Sem negar semelhantes características a alguns de seus predecessores, dificilmente outros terão tido, durante seu pontificado, um traço tão eloquente quanto Francisco, no que diz respeito ao sentido mais pleno de Catolicidade (do grego “Kata”: em relação a, mais “holos”: todo, universo), traduzindo a destinação universal da mensagem evangélica, dirigida, por tanto, a toda a humanidade. A realização de tal mensagem, com efeito, supõe, entre outras condições, o exercício contínuo da interculturalidade, que brota da convicção da horizontalidade fundamental que deve caracterizar todas as culturas, de modo a combater qualquer veleidade de hegemonia ou supremacia de umas culturas sobre as demais. Neste sentido, um exame detido de sua experiência junto a diversos grupos étnicos diferenciados, convivendo no Barein atesta o compromisso de Francisco, ao longo do seu pontificado, com o lugar que o exercício da interculturalidade ocupa em sua grade de valores.
Particularidades do Barein
Por que a realidade do Barein atraiu a atenção do Bispo de Roma? À parte características políticas - o Barein é uma monarquia constitucional, sendo também a Igreja uma monarquia -, o Barein é um pequeno país, com uma área inferior a 800 km² onde vive uma população em torno de 1,5 milhão de habitantes cerca da metade dos quais composta por imigrantes vindos de diversas partes da Ásia, da África e do Ocidente. Trata-se de uma população caracterizada pela interação de diversas culturas, correspondentes a países como a Índia, o Paquistão, o Egito e outros países africanos, além do segmento europeu.

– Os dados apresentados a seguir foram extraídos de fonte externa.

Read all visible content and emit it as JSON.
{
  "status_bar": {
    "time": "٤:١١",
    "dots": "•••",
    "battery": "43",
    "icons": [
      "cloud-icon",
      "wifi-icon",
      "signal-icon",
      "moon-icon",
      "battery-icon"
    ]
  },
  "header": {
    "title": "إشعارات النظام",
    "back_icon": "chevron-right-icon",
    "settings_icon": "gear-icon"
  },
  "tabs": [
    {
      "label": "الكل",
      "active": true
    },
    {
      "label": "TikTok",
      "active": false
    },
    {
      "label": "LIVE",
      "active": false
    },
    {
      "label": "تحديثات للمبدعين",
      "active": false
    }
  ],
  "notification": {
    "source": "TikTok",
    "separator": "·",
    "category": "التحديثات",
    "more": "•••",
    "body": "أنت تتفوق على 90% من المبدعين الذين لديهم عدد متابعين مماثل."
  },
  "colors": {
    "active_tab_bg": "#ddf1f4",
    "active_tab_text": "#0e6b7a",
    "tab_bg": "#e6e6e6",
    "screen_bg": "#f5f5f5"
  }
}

O Barein situa-se no Golfo Pérsico ladeado de países tais como o Irã, Arábia Saudita, Iraque, Omã, Kuwait e Qatar, constituindo o Bairein um arquipélago composto de 33 ilhotas, das quais apenas 3 habitadas. Eis um um complexo mosaico de culturas convivendo pacificamente inclusive no plano religioso: sendo a religião islâmica predominante, uma parcela de sua população se confessa cristã, razão do convite feito ao Papa pelo rei Hamad bin Isa al-Khalifa.
Em um dos seus discursos iniciais, Papa Francisco enfatizou a presença em pleno deserto, de uma portentosa acácia, da qual se serve o Papa para ressaltar a relevância das raízes do povo do Barein, sua longeva história de pluralismo cultural e de convivência com numerosas gentes. Ao sublinhar a rica história do Barein, o Papa Francisco destaca a importância desta marca como exemplo inspirador para o mundo atual, profundamente conflagrado por interesses geopolíticos geradores de Guerra, de divisionismo, de fortes ameaças à humanidade.
Francisco cuida de chamar a atenção para a importância do diálogo como critério de convivência justa e pacífica, como via de promoção da interculturalidade.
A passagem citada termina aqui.